Adam and Eve both experience a sudden unexpected consequence of their actions in ch.3.v.7 ‘And the eyes of them both were opened, and they knew that they were naked; and they sewed fig leaves together and made themselves aprons’. The meeting with God follows immediately, when he punishes them by condemning the woman to the pains of childbirth and Adam to a life of hard labour. The serpent simply receives a general curse.

So what is this chapter telling us? What underlying or symbolic meaning can we extract from it? Why did they become ashamed of being naked and sew themselves aprons - as opposed to a coat or any other garment? The most obvious answer is that this is about the awakening of shame, self consciousness and sexual maturity. Or perhaps, in Freudian terms, it portrays the journey from id to ego and super ego.

Although earlier (ch.1.v.27) Genesis told us that God had created man in his own image, ‘male and female created he them’, v.28 finds God commanding them to ‘Be fruitful and multiply, and replenish the earth and subdue it and have dominion over …the fish, the fowl and every living thing’. This is well before God decided to create a companion for Adam in the garden in ch.2.v.18.
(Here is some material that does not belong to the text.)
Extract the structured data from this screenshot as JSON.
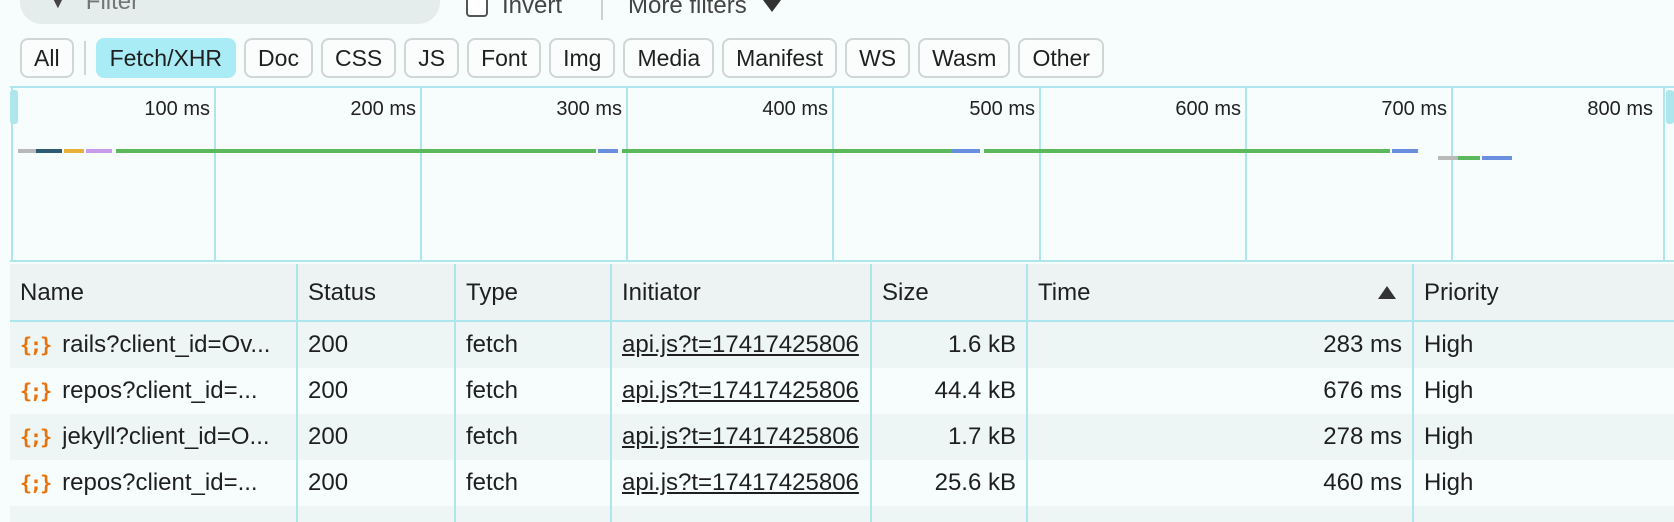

So the writer of Genesis perceived a conundrum. How could Adam and Eve be fruitful and multiply without the means to do so? Remaining in a state of blissful innocence simply would not do. Even when Adam welcomes Eve as his companion at the end of ch.2, and says she is ‘flesh of his flesh’, and that man shall leave his parents and cleave to his wife and become one flesh with her, v.25 reminds us that they were still naked and not ashamed. So they lacked self consciousness, and sexual desire until the serpent intervenes – as perhaps another powerful sexual symbol. If the serpent had not beguiled her, Eve would not have eaten the fruit, whether it was an apple or a pomegranate as some think. Had she not offered it to Adam, they would have remained in that delightful, carefree state of innocence that we see in small children.  So although it was disobedience, both the serpent and Eve were enabling God’s commandment to be fruitful to be fulfilled, but in a slightly different way than any of them appreciated.  
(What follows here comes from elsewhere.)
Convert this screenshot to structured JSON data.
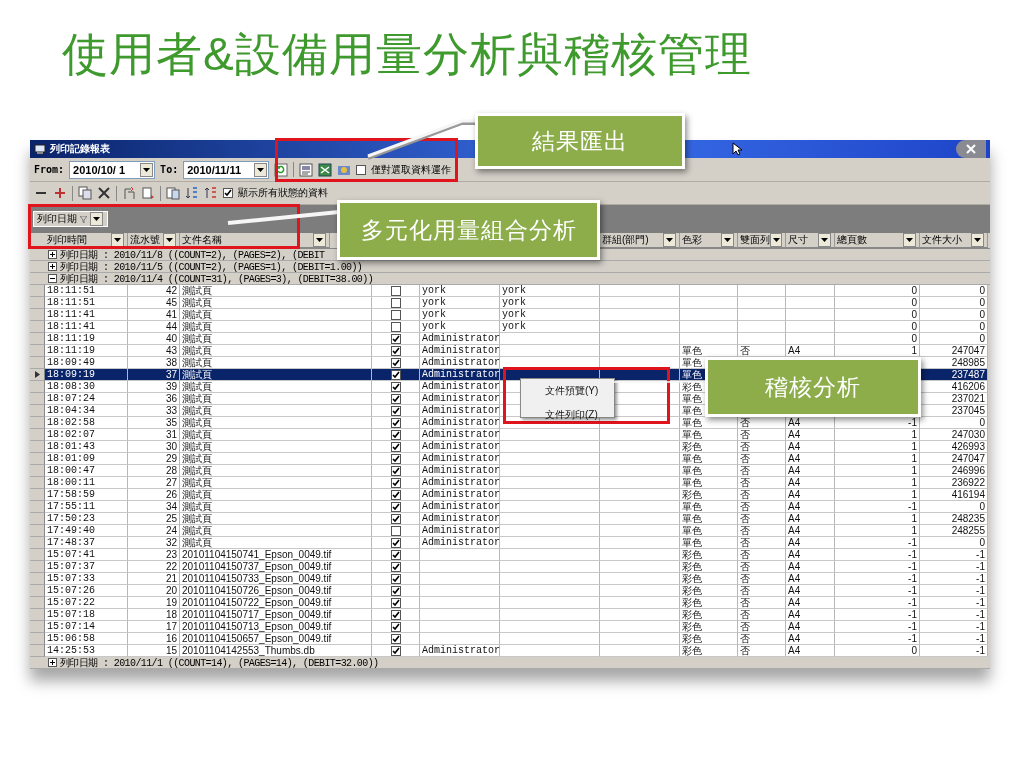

We are used to seeing the Virgin Mary referred to as ‘Ancilla Domini’, the handmaid of the Lord, at the Annunciation, when she agrees to bear the Son of God to be the Redeemer of the World. Perhaps it is time to reconsider Eve’s role, for without her curiosity, willingness to listen to persuasive argument and disobedience, human beings would have remained trapped in a sterile Paradise. Was Eve indeed the first Ancilla Domini? There is less to condemn in Adam, and more to thank Eve for than I first thought. So what about the role of the serpent? And finally, should I re-name my carving in Eve’s honour?